Bagian Kedua
Api Penyucian
Misteri Kerahiman Allah
Volume
2 : Misteri Kerahiman Allah
Bab 1
Rasa
Takut dan Percaya
Kerahiman
Tuhan
St.Lidwina
dan imam
Claude
de la Colombiere Venerabilis
Kita telah menyimak kerasnya Pengadilan Ilahi di dunia
sana. Hal ini amatlah mengerikan, dan tidak mungkin bisa dibayangkan tanpa
merasa gemetar karenanya.
Api itu, yang dinyalakan oleh Pengadilan Ilahi,
menimbulkan rasa sakit yang tajam menusuk, dibandingkan dengan semua silih dari
para kudus. Maka jika saja seluruh penderitaan para martir dijadikan satu, hal
itu masih belum berarti apa-apa. Siapakah yang bisa mengira bahwa dia akan
tahan melihatnya, dan tidak menjadi gemetar ketakutan ?.

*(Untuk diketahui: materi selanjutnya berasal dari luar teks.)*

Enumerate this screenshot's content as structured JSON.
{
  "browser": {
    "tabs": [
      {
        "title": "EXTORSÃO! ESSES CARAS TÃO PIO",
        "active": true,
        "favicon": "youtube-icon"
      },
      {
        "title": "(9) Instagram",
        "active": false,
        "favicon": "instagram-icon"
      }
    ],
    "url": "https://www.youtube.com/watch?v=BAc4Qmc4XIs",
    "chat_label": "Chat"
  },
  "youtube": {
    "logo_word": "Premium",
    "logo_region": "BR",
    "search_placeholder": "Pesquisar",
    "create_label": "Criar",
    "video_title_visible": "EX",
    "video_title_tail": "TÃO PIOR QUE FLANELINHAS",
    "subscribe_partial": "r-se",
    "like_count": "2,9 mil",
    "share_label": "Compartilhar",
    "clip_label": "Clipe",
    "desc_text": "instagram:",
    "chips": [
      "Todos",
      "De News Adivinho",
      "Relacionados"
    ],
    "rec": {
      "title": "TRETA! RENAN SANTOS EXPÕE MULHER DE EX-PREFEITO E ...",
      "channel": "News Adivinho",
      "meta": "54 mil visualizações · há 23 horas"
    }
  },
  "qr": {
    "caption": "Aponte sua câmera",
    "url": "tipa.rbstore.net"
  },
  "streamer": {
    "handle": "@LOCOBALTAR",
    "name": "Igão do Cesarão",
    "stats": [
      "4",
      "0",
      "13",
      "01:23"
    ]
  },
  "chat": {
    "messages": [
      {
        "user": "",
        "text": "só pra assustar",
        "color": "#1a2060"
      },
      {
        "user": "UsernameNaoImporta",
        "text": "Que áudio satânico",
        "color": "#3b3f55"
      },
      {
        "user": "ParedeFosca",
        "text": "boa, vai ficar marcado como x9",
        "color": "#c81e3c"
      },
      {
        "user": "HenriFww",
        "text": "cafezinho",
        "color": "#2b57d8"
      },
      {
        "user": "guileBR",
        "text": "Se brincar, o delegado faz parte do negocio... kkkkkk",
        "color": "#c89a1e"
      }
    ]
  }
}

Rasa takut ini sangat bermanfaat dan sejalan dengan
semangat Yesus Kristus. Guru Ilahi kita ingin agar kita merasa takut dan agar
kita bukan hanya takut kepada neraka, tetapi juga kepada Api Penyucian, yang
merupakan bentuk ringan dari neraka. Hal itu bisa mengilhami kita dengan rasa
takut yang suci, dimana Dia menunjukkan kepada kita lembah-lembah dari
Penghakiman Yang Utama itu, dimana kita tak akan bisa lepas dari situ hingga
kita sudah membayar lunas semua hutang-hutang kita sampai satu sen yang
terakhir (Mat. 5:26). Kita bisa mengatakan bahwa api dari Api Penyucian itu
seperti halnya api dari neraka : “Dan
janganlah kamu takut kepada mereka yang dapat membunuh tubuh, tetapi yang tidak
berkuasa membunuh jiwa; takutlah terutama kepada Dia yang berkuasa membinasakan
baik jiwa maupun tubuh didalam neraka”. (Mat 10:28). Namun itu bukanlah
niat dari Tuhan kita agar kita memiliki rasa takut yang berlebihan dan tidak
menghasilkan apa-apa, sebuah rasa takut yang menyiksa dan melumpuhkan semangat,
sebuah rasa takut yang suram tanpa kepercayaan. Tidak demikian. Tuhan berharap
agar rasa takut kita itu menjadi ketenangan oleh karena kepercayaan yang besar
kepada kerahimanNya. Dia ingin agar kita takut kepada setan sehingga kita
berusaha mencegah dan menghindarinya. Dia ingin agar pikiran kita akan nyala
api pembalasan itu bisa mendorong kita untuk bersemangat melayani Dia dan
membuat kita menebus segala kesalahan kita di dunia ini, bukan di dunia sana.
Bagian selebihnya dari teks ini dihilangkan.